Fils d'un ouvrier, et d'une femme de ménage, son parcours scolaire est très atypique, à l'aune de ce qui se pratique dans sa famille. Il fait partie des rares qui échappent, mais pas complètement, à la sélection liée, non aux mérites et aux capacités, mais à l'origine sociale. Et l'auteur insiste sur le fait que cette sélection n'est pas réservée aux années collège et lycée.
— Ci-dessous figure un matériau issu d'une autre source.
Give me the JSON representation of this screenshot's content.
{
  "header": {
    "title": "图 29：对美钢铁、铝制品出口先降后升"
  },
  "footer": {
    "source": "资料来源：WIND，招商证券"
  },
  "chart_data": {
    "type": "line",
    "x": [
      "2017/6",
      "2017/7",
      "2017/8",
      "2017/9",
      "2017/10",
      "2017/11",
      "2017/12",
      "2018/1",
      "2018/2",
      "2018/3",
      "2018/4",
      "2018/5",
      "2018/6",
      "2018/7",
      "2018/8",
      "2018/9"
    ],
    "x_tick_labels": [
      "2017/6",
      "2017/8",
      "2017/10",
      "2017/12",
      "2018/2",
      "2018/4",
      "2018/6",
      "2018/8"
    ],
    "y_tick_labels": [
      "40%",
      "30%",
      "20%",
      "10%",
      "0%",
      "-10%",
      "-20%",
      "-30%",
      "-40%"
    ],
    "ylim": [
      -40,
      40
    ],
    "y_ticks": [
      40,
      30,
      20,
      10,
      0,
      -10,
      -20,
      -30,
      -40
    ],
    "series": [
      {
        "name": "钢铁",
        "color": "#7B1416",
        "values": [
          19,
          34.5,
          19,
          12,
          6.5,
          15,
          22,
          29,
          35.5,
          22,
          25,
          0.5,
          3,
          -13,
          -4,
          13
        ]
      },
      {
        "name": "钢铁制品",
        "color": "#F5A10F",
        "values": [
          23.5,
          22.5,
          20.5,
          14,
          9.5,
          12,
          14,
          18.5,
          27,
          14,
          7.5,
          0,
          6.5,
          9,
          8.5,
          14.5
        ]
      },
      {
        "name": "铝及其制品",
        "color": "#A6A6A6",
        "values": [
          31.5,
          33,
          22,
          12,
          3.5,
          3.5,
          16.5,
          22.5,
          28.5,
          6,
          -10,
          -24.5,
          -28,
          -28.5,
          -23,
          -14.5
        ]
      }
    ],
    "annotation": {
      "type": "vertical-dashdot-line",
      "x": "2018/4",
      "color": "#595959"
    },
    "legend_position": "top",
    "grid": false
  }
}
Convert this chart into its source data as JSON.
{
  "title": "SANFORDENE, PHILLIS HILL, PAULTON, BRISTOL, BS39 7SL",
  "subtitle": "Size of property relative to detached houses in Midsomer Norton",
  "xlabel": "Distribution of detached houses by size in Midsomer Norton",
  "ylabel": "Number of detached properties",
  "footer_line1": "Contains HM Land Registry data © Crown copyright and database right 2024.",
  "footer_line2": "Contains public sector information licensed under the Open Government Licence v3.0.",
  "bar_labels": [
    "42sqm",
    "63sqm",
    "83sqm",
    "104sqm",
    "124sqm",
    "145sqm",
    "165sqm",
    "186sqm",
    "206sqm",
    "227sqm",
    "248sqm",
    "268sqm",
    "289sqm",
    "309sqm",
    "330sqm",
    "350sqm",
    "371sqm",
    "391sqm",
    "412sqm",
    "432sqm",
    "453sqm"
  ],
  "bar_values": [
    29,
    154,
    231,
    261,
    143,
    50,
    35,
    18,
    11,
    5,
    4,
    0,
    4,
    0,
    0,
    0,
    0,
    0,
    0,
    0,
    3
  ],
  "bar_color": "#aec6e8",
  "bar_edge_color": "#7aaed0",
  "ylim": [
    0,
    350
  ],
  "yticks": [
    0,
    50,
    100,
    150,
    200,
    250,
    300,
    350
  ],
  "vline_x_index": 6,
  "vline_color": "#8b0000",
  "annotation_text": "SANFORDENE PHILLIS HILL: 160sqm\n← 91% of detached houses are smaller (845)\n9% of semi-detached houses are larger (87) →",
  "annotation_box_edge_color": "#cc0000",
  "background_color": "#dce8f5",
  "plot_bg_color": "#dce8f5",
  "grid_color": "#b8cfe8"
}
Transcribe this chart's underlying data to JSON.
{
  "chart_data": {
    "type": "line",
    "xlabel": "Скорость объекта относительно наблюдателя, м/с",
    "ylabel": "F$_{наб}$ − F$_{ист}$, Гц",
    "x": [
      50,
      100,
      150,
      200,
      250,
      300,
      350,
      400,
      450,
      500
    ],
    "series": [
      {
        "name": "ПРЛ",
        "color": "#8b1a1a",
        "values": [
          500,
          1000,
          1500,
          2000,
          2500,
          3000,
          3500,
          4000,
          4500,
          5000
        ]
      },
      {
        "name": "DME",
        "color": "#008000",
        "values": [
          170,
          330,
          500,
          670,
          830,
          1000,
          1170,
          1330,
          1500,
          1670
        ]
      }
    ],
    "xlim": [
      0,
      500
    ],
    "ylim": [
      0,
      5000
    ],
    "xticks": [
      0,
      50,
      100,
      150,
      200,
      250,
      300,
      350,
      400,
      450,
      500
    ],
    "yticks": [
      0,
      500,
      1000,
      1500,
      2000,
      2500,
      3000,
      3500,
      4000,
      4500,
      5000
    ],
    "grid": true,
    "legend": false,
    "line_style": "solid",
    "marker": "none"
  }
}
Une fois passé le Rubicon du baccalauréat, les filières efficaces sont l'apanage d'une élite informée, qui n'ira pas perdre son temps sur les bancs d'une université qui n'est une aporie.

Cette situation hors norme au sein de sa famille le conduit à un rejet, et ce d'autant qu'il est homosexuel, ce qui est une infamie pour ses parents, et l'on imagine la jeunesse de l'auteur visé et atteint à chaque plaisanterie ou insulte à l'égard de « gens comme lui ».

Un parcours douloureux donc, et un ressenti qui n'est pas sans rappeler ce qu'Annie Ernaux a pu partager dans ses écrits, auteur d'ailleurs citée à plusieurs reprises.

On retrouve aussi ce sentiment d'équilibre instable entre deux mondes, volontairement à l'écart de sa famille, mais avec l'impression tenace de ne pas être accepté dans son nouvel environnement, qui pourtant le comble dans son désir de connaissances. C'est la même chose pour ceux dont la famille a du quitter ses terres d'origine, et qui deviennent étrangers à vie que ce soit sur la terre d'accueil ou sur celle qu'ils ont quittée.

Double question de l'identité sociale et sexuelle, sur le modèle d'une auto-analyse sincère.